Last updated on 15. Juli 2024

Jeder intelligente Mensch raucht, also raucht auch Brunswick. Chesterfield, wie Ricky damals, sieht sich um, folgt mit den Augenmuskeln dem Duktus der Skizze, die sich vor ihm ausbreitet. Wie aber kommt er dazu, sich diesen monumentalen Epen zu verschreiben? Gab es da nicht einen Traum, ein wenig hölzerne Romantik? Caspar David Friedrich aus dem Reagens, eine eigene Seelenqual? Verloren … und Verlust, das Tier ist schon tot, man muss es nicht noch durch kochen umbringen. In der Tat, es gibt diese verblassende Liebe, diesen hohlen Schmerz, den man sich ebenso einbildet wie das Begehren (am Ende begehrt man sich doch immer selbst, schaut sich im Spiegel dabei zu, wie man fickt, und wenn beide jetzt auf dieselbe Idee kommen, sieht man im Spiegel zwei glotzende nackte Kreaturen, man stellt die Uhr auf 25 Minuten, das entspricht etwa 5000 Metern), eine Trotzreaktion, Leib und Seele zu gefährden, in das dunkle Gemach der finsteren Zusammenhänge zu treten. Dort sitzt der Gevatter bereits Pfeife rauchend hinter seinem Knochentisch, im Bruyèrekopf nicht etwa ein abwegiges Kraut, nein, unser Lieblingsreiter raucht Asche, die dadurch zwar nicht, wie angenommen, zurück in einen Fleischklumpen revoziert wird, aber nichts desto trotz sein letztes uns bekanntes Leben ausgeschmaucht bekommt.

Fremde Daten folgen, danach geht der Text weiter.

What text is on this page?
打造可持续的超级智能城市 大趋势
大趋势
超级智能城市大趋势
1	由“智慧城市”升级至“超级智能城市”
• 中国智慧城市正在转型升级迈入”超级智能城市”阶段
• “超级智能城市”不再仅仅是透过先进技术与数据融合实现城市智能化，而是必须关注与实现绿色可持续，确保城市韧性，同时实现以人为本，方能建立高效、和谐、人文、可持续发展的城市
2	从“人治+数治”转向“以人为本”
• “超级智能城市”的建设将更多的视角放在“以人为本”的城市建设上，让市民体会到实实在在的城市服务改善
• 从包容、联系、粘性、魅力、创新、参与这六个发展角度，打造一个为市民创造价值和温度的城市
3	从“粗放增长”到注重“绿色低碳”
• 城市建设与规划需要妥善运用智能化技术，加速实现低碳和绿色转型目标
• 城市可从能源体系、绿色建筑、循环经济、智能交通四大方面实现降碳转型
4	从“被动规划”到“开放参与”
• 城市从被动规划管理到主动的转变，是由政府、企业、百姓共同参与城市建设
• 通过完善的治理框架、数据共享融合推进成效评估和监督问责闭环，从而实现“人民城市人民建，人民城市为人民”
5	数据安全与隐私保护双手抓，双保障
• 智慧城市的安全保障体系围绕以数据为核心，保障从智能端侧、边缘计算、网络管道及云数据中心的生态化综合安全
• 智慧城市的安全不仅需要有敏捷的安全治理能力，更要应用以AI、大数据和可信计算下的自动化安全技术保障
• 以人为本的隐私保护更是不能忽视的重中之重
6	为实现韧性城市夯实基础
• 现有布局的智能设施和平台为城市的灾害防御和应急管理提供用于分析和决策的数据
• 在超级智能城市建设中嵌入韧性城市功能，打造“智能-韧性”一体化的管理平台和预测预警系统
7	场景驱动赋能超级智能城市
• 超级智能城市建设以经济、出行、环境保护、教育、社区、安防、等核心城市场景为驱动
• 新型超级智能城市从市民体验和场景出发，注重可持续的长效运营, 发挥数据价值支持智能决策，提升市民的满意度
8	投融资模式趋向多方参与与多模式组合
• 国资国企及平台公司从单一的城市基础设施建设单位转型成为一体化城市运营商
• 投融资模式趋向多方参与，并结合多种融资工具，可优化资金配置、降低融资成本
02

›Sieh an, der Herr Brunswik! Schön, dass wir uns noch vor der Zeit kennenlernen!‹ Und Egon, freilich, fühlt sich ertappt, den Strick da um den Hals, den Wodka da im Blut, Liebe ohne lieben, das ist dann doch nichts für ihn, die Geisteskrankheit ein Leben lang bergen, das Schiff keinen Deut näher ans Ufer bewegen, wieder hinab ins eiskalte Wasser jedes einzelnen Quells. ›Eben war ich noch…‹, beginnt er zu lallen, bis er merkt, dass seine Zunge gar nicht geschwollen und sein Hirn gar nicht verzaubert, dass er keinen Tunnel sieht, die Motte, die ist er nicht, fliegt nicht mit seinen Antennen gen Mond, klatscht nicht gegen Laternen, versengt sich nicht die Lebensgeister, zuckt nicht im Osram. Der Tod haust also auch nur in einer Hütte, die jemand für ihn erbaut. Die Amplitude des Gefühls beim Anblick eines Schreckgespenstes lässt Egons Skala einfrieren.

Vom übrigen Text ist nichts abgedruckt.